- Improved deep boot space
- Good choice of economical engines
- High level of safety technology
- A lot of interior plastics
- Ride is a bit harsh
The Nissan Juke first came onto the scene in 2008 as a ‘crossover’ - a mix of SUV and Coupe with its looks. In what has become the second best-selling model after the Qashqai, 700,000 have been sold in Europe since it went into production in 2010 while in 2015 Nissan sold over 40,000 units as the Juke underwent a refresh.
Nissan have used their ‘V-Motion’ shape front on their SUV lineup updates of late and the latest Juke has this. It might be a case of less-is-more as on first glance the changes were quite subtle but it has taken on an even more robust look to stamp its authority on being the leader of the crossover brigade.
On the Road
There are plenty of petrol and diesel variants for the Nissan Juke, buyers can choose from the dCi 110 diesel with a 1.5-litre offering 110PS with 260Nm of torque that is also highly fuel efficient with a 70.6mpg combined figure.
There is a petrol DIG-T 115PS and 190PS; the 115PS has a 0-62mph time of 10.8 seconds and can hit near the 50mpg mark in fuel economy.
If you want to go down the performance route then the Juke NISMO RS is an option producing 218PS with 280Nm of torque and plenty of interior and exterior racy design features.

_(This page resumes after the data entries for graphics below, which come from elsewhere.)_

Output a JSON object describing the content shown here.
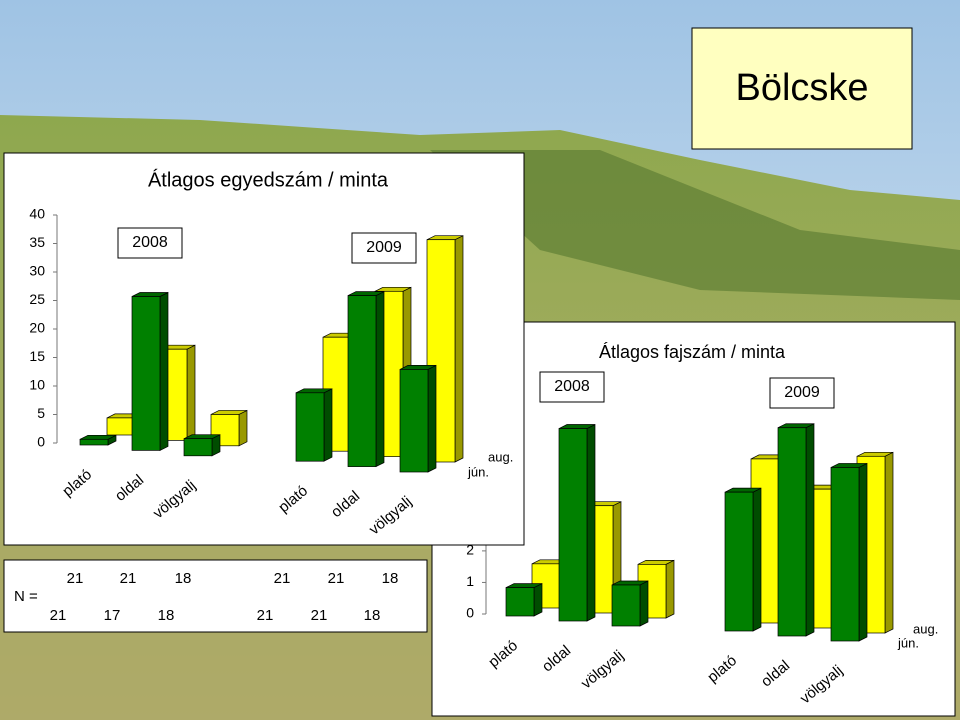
{
  "title": "Bölcske",
  "n_table": {
    "label": "N =",
    "rows": [
      [
        21,
        21,
        18,
        21,
        21,
        18
      ],
      [
        21,
        17,
        18,
        21,
        21,
        18
      ]
    ]
  },
  "chart_data": [
    {
      "type": "bar",
      "title": "Átlagos egyedszám / minta",
      "annotations": [
        "2008",
        "2009"
      ],
      "categories": [
        "plató",
        "oldal",
        "völgyalj",
        "plató",
        "oldal",
        "völgyalj"
      ],
      "series": [
        {
          "name": "jún.",
          "color": "#008000",
          "values": [
            1,
            27,
            3,
            12,
            30,
            18
          ]
        },
        {
          "name": "aug.",
          "color": "#ffff00",
          "values": [
            3,
            16,
            5.5,
            20,
            29,
            39
          ]
        }
      ],
      "ylim": [
        0,
        40
      ],
      "yticks": [
        0,
        5,
        10,
        15,
        20,
        25,
        30,
        35,
        40
      ],
      "grid": false
    },
    {
      "type": "bar",
      "title": "Átlagos fajszám / minta",
      "annotations": [
        "2008",
        "2009"
      ],
      "categories": [
        "plató",
        "oldal",
        "völgyalj",
        "plató",
        "oldal",
        "völgyalj"
      ],
      "series": [
        {
          "name": "jún.",
          "color": "#008000",
          "values": [
            0.9,
            6.1,
            1.3,
            4.4,
            6.6,
            5.5
          ]
        },
        {
          "name": "aug.",
          "color": "#ffff00",
          "values": [
            1.4,
            3.4,
            1.7,
            5.2,
            4.4,
            5.6
          ]
        }
      ],
      "ylim": [
        0,
        9
      ],
      "yticks": [
        0,
        1,
        2
      ],
      "grid": false
    }
  ]
}
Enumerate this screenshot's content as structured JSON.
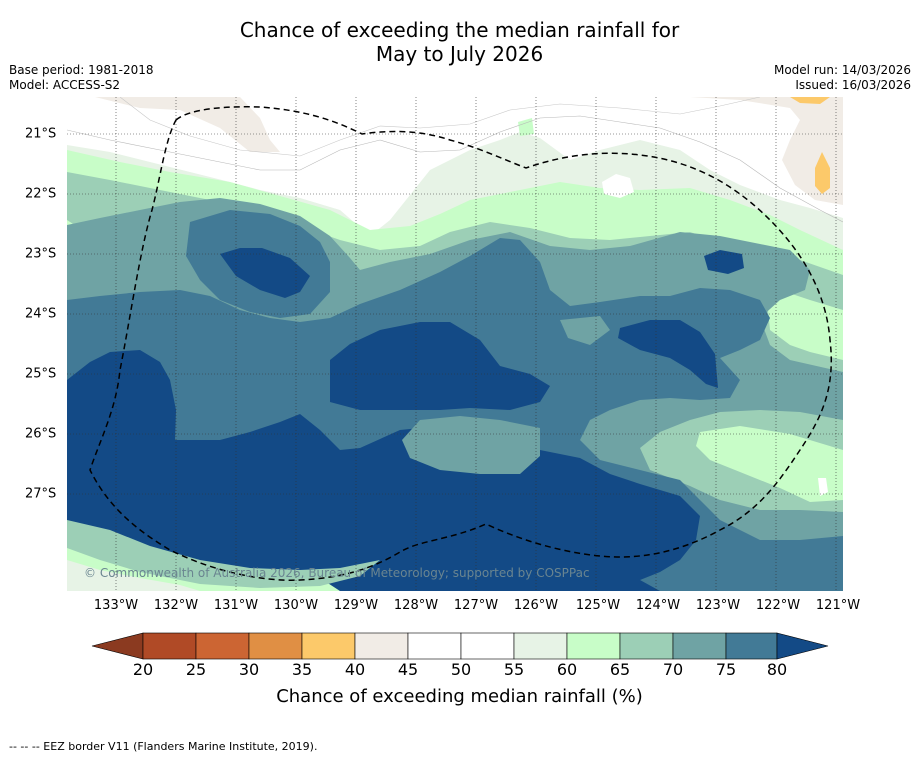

The Juke isn’t bad to drive as it offers plenty of responsive, solid handling but it isn’t always a comfortable ride as it’s too firm and any slight pot hole can make you feel like you’ve driven over a crater. It seems to fair better hoovering up the motorway miles.
It can handle any sort of terrain you throw at it thanks to the All Mode 4x4-i system which gives you plenty of traction in certain road conditions with the handy Torque Vectoring system also aiding in helping when you need to feel in control of the car by giving the right amount of power to the right wheels.
It’s not the most refined of cars, both petrol and diesel engines can be quite loud, but road and wind noise seems to be well insulated from the interior, which makes motorway journeys a lot more pleasant.
In the car
Nissan really want to make the Juke all about personalisation to reflect the buyer, so if you like to make a statement then the Nissan Design Studio will help you personalise your Juke adding different colours to both the interior and exterior to tailor it to your specification. You can alter an array of items such as the centre console, air vent rings, steering wheel stitching, even the bumper.
Behind the wheel Nissan have made sure that not only are seats comfortable, the driver benefits from a higher seat position for better visibility but that the cabin offers plenty of space up front.
Although the climate control display panel does look a bit dated the Juke features for technology lovers the Nissan Connect system which links to social media apps, entertainment and is controlled through a 5.8-inch touchscreen. This features all media, navigation and 360 degree camera views when parking using their Around View Monitor.
After feedback from owners one of the more significant changes Nissan made was to boot space. This was increased by 40% on two-wheel drive models to 354-litres, so finally it could cope with a few more bits of luggage, but although that has been increased, it definitely lacks in head and leg room if you’re sat in the rear, so it’s better suited to having children in the back.
There is the option of a panoramic glass roof to give the compact car extra feeling of light and space.
The entry-level Juke starts from £13,930 while the manual Nismo RS will set you back £21,995. It comes with 3 year or 60,000 miles warranty which includes paint and anti-corrosion. Nissan know they have a hit with the Juke and the next generation will be built at the manufacturer’s UK plant at Sunderland.
With Nissan focussing on providing more fuel efficient engines, expect running costs to be low across the range with CO2 emissions as low as 104g/km for the 110PS diesel then road tax will cost just £20 annually, but there aren’t any versions that are VED exempt.
The only gripe with the Nissan Juke is the amount of plastic inside it, but once it has been personalised with bright colours abounding about the cabin it just makes the model lack in premium quality which is a shame as it’s a great little car.
The Juke hasn’t done so well when it comes to how happy owners are with the model and the practicality seems to be the major negative. While it performs better in reliability surveys these are definitely areas that Nissan need to improve upon for the next generation.
The Nissan Juke scored the maximum five stars in the Euro NCAP ratings in 2011 with 87% for adult protection and 81% for children.
With airbags, ISOFIX points, a tyre pressure monitoring system and an alarm and immobiliser the Juke has good levels of both safety and security.
Nissan’s Safety Shield system includes the Around View Monitor, lane departure warning and blind spot warning and moving object detection, ideal when you’re reversing out of a space with limited visibility.